Agreement made with French authorities to review new information from children formerly resident in Calais camp
The Guardian reported yesterday that the Home Office has agreed to review asylum applications from child refugees from the former refugee and migrant camp in the French port of Calais.
Image credit: WikipediaCases of children with direct family links to UK will be reconsidered, the Guardian says.
The move comes after several child refugees returned to the site of the former camp in Calais in a renewed effort to cross to the UK.
A Home Office spokeswoman was quoted as saying: "The Calais operation has now concluded. All children present in the centres throughout France when Home Office teams visited were assessed against the family reunification criteria in the Dublin regulation and the published guidance for section 67 of the Immigration Act. Children in France may be eligible to be transferred to the UK where they have a family link as set out in the Dublin regulation.
"We have agreed with the French authorities that we will review any new information from children formerly resident in the Calais camp to assess whether it would change our determination of their eligibility under the Dublin regulation, to encourage an application."
The Government faced harsh criticism earlier this month after it said it had decided it would end the "Dubs amendment" scheme to let unaccompanied migrant children in to the UK.
By the time the scheme ends in March, just 350 children would have been resettled in the UK compared to the 3,000 wanted by campaigners and Lord Dubs, himself a former child refugee.
BBC News quoted Home Secretary Amber Rudd as telling the Commons: "I am clear that when working with my French counterparts they do not want us to indefinitely continue to accept children under the Dubs amendment because they specify, and I agree with them, that it acts as a draw.
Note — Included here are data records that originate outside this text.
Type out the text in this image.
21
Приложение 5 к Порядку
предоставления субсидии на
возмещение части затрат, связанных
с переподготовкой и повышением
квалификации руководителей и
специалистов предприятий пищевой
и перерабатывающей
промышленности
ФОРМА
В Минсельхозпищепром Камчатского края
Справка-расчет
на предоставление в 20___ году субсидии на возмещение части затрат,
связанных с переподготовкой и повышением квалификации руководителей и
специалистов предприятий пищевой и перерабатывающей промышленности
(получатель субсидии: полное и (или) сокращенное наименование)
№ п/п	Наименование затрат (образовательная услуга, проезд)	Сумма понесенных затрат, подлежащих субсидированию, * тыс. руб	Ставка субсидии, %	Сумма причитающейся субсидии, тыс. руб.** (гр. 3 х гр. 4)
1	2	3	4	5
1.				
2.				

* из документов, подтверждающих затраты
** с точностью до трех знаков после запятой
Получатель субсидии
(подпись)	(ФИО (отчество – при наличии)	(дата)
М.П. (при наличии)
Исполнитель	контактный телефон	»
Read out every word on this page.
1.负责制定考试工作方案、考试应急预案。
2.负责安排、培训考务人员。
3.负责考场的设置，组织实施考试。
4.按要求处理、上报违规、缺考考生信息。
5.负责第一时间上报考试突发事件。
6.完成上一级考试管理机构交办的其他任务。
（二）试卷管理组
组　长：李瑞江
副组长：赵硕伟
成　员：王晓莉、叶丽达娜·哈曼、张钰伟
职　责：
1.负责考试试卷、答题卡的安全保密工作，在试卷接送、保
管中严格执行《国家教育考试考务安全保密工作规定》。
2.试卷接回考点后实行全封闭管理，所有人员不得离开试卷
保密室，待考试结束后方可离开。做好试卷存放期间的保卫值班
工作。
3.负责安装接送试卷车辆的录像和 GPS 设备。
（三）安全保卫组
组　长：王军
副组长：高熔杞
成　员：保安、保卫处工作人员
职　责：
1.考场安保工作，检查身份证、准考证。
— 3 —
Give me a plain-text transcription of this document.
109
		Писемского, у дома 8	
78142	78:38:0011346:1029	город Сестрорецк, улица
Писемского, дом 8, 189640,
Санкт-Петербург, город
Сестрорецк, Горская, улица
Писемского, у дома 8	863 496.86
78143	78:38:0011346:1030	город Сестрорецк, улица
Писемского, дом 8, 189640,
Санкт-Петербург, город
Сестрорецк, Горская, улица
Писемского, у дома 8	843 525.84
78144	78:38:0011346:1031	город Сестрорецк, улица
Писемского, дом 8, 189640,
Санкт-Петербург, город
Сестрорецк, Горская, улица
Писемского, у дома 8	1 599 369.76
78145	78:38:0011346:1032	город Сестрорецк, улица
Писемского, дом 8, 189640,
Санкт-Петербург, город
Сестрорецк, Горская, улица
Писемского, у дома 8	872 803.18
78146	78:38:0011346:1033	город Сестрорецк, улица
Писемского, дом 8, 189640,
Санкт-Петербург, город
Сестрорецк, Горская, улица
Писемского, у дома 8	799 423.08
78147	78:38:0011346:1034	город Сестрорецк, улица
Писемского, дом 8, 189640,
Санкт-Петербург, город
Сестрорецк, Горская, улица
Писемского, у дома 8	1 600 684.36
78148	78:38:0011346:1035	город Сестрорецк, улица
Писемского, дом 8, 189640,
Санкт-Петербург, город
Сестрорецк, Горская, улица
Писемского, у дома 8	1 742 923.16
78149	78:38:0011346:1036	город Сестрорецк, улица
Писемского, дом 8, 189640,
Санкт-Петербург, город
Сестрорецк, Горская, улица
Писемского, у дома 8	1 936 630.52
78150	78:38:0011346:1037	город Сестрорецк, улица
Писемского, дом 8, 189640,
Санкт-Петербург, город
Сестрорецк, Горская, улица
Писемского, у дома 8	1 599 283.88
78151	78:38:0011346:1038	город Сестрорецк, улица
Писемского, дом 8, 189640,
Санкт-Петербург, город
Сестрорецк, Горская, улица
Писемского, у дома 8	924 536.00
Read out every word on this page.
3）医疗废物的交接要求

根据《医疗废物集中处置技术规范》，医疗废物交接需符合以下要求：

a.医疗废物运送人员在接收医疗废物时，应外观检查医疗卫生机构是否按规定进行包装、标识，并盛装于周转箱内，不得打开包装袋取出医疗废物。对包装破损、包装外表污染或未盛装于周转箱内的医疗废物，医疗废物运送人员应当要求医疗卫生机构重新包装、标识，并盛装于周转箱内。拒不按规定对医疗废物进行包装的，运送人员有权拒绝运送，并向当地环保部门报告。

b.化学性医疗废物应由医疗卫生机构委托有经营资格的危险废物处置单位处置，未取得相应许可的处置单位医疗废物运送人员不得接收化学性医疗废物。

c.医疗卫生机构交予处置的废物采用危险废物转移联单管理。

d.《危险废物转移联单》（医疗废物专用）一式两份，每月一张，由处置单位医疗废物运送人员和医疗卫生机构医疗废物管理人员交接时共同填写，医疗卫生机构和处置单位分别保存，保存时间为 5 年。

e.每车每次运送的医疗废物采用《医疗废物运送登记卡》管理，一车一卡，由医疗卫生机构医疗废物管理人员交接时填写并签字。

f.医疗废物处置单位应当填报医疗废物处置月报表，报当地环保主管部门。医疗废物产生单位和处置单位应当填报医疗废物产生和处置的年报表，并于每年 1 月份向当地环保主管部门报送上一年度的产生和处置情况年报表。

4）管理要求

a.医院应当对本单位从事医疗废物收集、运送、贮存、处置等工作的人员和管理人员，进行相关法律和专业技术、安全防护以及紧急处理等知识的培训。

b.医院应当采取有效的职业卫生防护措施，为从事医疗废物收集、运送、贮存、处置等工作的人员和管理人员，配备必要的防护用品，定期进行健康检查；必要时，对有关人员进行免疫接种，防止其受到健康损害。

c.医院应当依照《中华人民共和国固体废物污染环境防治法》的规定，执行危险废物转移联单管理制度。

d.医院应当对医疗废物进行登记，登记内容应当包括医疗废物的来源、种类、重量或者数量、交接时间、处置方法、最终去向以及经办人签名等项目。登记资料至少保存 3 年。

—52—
It acts as a pull. It encourages the people traffickers."
Political opposition and religious figures criticised the decision, with Lord Dubs saying: "I believe in arbitrarily closing down the scheme, without any good reason for doing so, the Government is in breach of its own commitments."
The Guardian reported on 10 February that the High Court is set to hear a legal challenge over the end of Dubs scheme in May.
The legal challenge has been brought by the charity Help Refugees.
Rosa Curling of Help Refugees representatives Leigh Day told the Guardian: "Our legal challenge holds the government to account on this critical issue of how many unaccompanied refugee children will be relocated to the UK and supported here. We believe the process by which the number has been reached is unlawful."